LIAG
 

Forschungsbohrung Tannwald Becken

Seismische Vorerkundung der Bohrlokationen, Profil auf den Ort Unteressendorf zulaufend (Foto: H. Buness).

Die Alpenregion ist im Hinblick auf Umwelt- und Klimaveränderungen, hydrogeologische Verhältnisse und tektonische Prozesse (Georisiken) extrem sensitiv. Vor dem Hintergrund anstehender gesellschaftlicher Herausforderungen für dieses Gebiet bedarf es daher intensiver Forschung zu verschiedenen geowissenschaftlichen Aspekten. Dabei kommt den übertieften Tälern und Becken eine besondere Bedeutung zu, da diese speziell im inneralpinen Bereich den eigentlichen Lebensraum des Menschen definieren und häufig entsprechend dicht besiedelt sind.

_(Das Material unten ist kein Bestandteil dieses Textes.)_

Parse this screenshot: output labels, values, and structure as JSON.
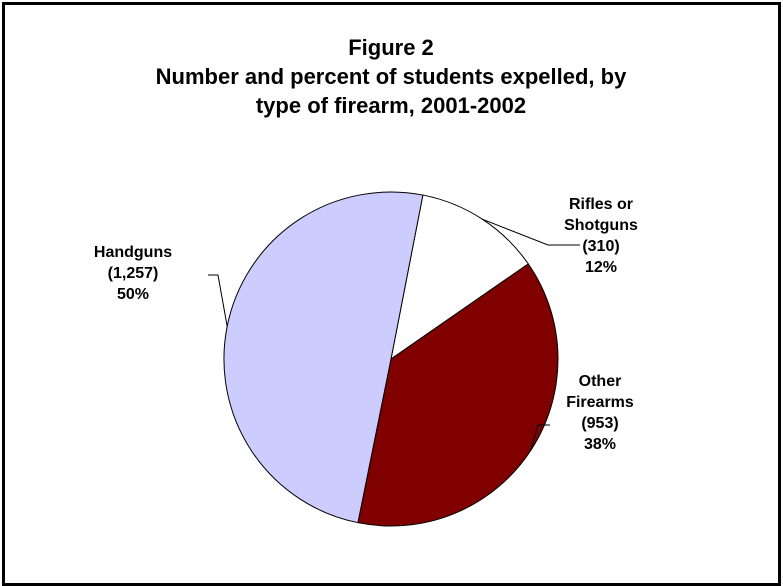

Exemplarisch für viele übertiefte Täler und Becken in den Alpen wird mit der Forschungsbohrung 2015 das Tannwald Becken (Unteressendorf) in Baden-Württemberg untersucht. Hauptziel des Projektes sind methodische Entwicklungen im Bereich der Geophysik im Hinblick auf eine verbesserte physikalische Charakterisierung  der quartären Sedimente in übertieften alpinen Tälern und Becken.  Diese geben Auskunft über die Klima- und Umweltentwicklung der jüngeren Vergangenheit in dem jeweiligen Gebiet und  sie können wichtige Grundwasserpotenziale beherbergen.  Im Alpenraum, einer tektonisch aktiven Region, kommt der sedimentären Füllung der Täler zudem eine wichtige Rolle bezüglich dem Verständnis von Georisiken (z.B. Hangrutschungen, Paläoseismologie) und der Modifikation von Erdbebenwellen zu, was bei der Abschätzung des lokalen Schadensrisikos von hoher Bedeutung ist.  Zudem beeinflusst die Existenz der übertieften Täler auch noch die aktuelle und zukünftige Nutzung des unterirdischen Raums. Die bis heute ungeklärte Genese dieser Täler muss insbesondere für Eingriffe, deren Langzeitsicherheit auf geologischen Zeitskalen relevant ist, besser verstanden werden.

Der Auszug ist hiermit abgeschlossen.